Présages folkloriques sur Nicholas:

  • S'il y a du gel sur Nicolas, il donnera naissance à de l'avoine.
  • Si le jour de Nicolas est froid et clair, l'année paraîtra fructueuse.
  • S'il fait chaud sur Nicholas, attendez-vous à de fortes gelées.
  • Une journée sur Nicolas l'hiver, et la même chose sur Nicolas l'été.
  • Il y a deux Nicholas chaque année: le premier Nicolas n'a jamais froid et le second Nicolas n'est jamais chaud.
  • S'il pleut sur Nicolas, il y aura une récolte pour les cultures d'hiver.
  • Le jour de Nicolas, une journée glaciale - pour la récolte du pain et des légumes.
  • Si le jour de Nicolas il parcourt le sentier, la route ne va pas de Nicolas jusqu'à Noël.
  • Combien de neige donne la journée de Nikolay, tant d'herbe sera chaude sur Nikolay.

22 décembre - Fête des femmes, Jour de l'espoir

Ou la Conception de la Juste Anna du Très Saint Théotokos. En ce jour, les parents sans enfants prient la Mère de la Vierge de leur donner un enfant.
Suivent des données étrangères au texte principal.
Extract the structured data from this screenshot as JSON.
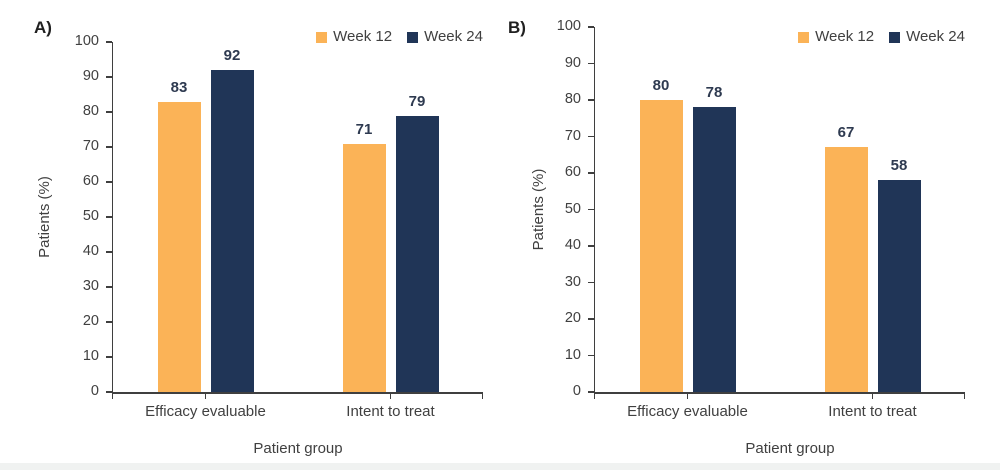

Toutes les femmes, en particulier celles qui voulaient des enfants, ne consommaient que du pain et de l'eau la veille des vacances. Le matin, nous sommes allés à l'église, nous avons confessé, reçu la communion et prié le saint patron pour les futurs descendants.

Ce jour-là, les femmes enceintes n'étaient pas autorisées à faire quoi que ce soit.

Et dans les temps anciens, les gens appelaient le "Noël du soleil", car c'est le jour le plus court de l'année. Et tout cela parce que ce jour férié tombe au solstice d'hiver, après quoi il «se transforme en été et l'hiver en gel». Ils disent: «Sur Anna, les heures de jour s'ajoutent au pas des passereaux». : le sonneur de cloche, qui a annoncé la naissance du soleil, on leur a donné 24 pièces d'argent, et pour avoir annoncé en été le «tour du soleil pour l'hiver», ils ont été contraints de purger une journée en prison.

En général, on pense que l'été rencontre l'hiver deux fois par an: le Désir et le jour de Sainte Anne.

Une bonne coutume existait sur Anna: faire des décorations de Noël - «araignées» et «hérissons» de paille.Et en général, à partir de ce jour, vous pouvez déjà vous préparer pour le printemps - le soleil se tourne pour l'été!


Voir la vidéo: quest ce que le solstice dété?